Lütfen beni havalimanına götürün.

Please take me to the airport.

Beni Hilton Oteli'ne götürün.

Take me to the Hilton Hotel.

Lütfen bu yemekleri götürün.

Please take these dishes away.

Giderken çöpünüzü yanınızda götürün.

Pack it in, pack it out. Leave no trash behind.

Dediğim gibi, yiyecek de götürün.

As I said, bring food.

Lütfen beni otel güvenliğine götürün.

Please get me hotel security.

Lütfen o bagajı postaneye götürün.

Please take that baggage to the post office.

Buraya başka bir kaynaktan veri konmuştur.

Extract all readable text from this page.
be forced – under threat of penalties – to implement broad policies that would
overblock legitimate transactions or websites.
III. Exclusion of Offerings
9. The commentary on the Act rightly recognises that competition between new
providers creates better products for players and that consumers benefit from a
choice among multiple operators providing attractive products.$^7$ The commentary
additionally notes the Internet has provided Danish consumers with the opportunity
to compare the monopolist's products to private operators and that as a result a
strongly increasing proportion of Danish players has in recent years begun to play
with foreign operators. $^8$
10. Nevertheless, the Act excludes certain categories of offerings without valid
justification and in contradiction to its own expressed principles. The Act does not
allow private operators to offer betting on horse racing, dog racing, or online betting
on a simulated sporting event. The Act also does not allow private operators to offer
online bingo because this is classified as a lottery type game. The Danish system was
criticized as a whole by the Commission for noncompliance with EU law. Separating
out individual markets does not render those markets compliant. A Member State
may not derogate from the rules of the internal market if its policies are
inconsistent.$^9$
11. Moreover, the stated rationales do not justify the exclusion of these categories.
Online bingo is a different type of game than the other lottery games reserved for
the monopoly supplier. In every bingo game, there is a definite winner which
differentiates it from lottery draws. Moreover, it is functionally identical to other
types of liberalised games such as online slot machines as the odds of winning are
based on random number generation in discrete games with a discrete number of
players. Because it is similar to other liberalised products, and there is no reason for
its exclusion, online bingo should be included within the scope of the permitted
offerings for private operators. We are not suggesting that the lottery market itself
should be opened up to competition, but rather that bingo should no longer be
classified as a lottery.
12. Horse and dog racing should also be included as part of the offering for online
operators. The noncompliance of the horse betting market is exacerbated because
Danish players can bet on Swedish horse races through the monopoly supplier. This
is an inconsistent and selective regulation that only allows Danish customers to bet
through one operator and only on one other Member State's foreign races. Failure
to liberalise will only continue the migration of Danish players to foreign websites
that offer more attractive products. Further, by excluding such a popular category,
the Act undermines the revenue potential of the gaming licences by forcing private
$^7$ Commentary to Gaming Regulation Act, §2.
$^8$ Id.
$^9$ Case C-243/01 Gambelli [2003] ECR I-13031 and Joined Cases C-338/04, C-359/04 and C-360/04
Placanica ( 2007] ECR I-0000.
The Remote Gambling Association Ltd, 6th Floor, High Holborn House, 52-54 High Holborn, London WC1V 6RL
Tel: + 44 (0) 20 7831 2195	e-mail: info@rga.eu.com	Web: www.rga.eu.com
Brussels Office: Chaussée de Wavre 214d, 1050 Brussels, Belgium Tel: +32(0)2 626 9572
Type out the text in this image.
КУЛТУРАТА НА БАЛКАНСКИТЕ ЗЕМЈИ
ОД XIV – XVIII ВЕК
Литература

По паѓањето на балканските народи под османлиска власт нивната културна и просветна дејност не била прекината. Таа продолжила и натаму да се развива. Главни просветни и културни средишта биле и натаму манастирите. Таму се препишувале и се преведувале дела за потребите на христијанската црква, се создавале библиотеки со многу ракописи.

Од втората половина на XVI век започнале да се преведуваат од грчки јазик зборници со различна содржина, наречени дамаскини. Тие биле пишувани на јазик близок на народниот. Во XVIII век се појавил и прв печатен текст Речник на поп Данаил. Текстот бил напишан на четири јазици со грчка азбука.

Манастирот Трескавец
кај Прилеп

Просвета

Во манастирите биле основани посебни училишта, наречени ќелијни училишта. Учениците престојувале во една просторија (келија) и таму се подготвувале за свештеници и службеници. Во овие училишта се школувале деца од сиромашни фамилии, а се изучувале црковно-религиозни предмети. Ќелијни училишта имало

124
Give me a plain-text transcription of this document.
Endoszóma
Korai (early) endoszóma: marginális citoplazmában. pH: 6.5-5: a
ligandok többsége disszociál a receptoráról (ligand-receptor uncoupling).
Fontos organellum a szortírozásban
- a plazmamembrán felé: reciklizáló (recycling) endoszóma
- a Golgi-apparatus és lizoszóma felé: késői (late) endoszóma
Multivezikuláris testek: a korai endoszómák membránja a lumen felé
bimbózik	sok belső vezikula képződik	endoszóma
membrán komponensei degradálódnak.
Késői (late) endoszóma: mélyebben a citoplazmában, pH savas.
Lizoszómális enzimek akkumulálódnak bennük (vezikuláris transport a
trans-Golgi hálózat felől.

Lütfen beni Grand Hotel'e götürün.

Please take me to the Grand Hotel.

Onu başka bir yere götürün.

Take it somewhere else.

Lütfen beni sizinle birlikte götürün.

Please take me along with you.

Sadece onu yavaş yavaş götürün.

Just take it slowly.

Lütfen beni bu adrese götürün.

Please take me to this address.

Beni nehrin diğer tarafına götürün lütfen.

Please take me across the river.

Yorgun görünüyor. Lütfen onu eve götürün.

He looks tired. Please take him home.

Bunu bir tamirciye götürün ve tamir ettirin.

Take it to a mechanic, and get it fixed.

Eğer çocuğunuz zehir içerse, derhal hastaneye götürün.

If your child drinks poison, rush him to the hospital.

Lütfen beni Ho Chi Minh Açık Üniversitesine götürün!

Please lead me to Ho Chi Minh Open University!

- Beni arabanızla gideceğim yere kadar götürün.
- Beni arabanıza alın.
- Beni arabanızla gittiğiniz yere kadar götürün.
- Beni arabanla bırakıver.

Give me a lift in your car.

Ve köşeden bir sürücüye çarpmayı daha da ileriye götürün.

and make it farther to hit a drive over the corner.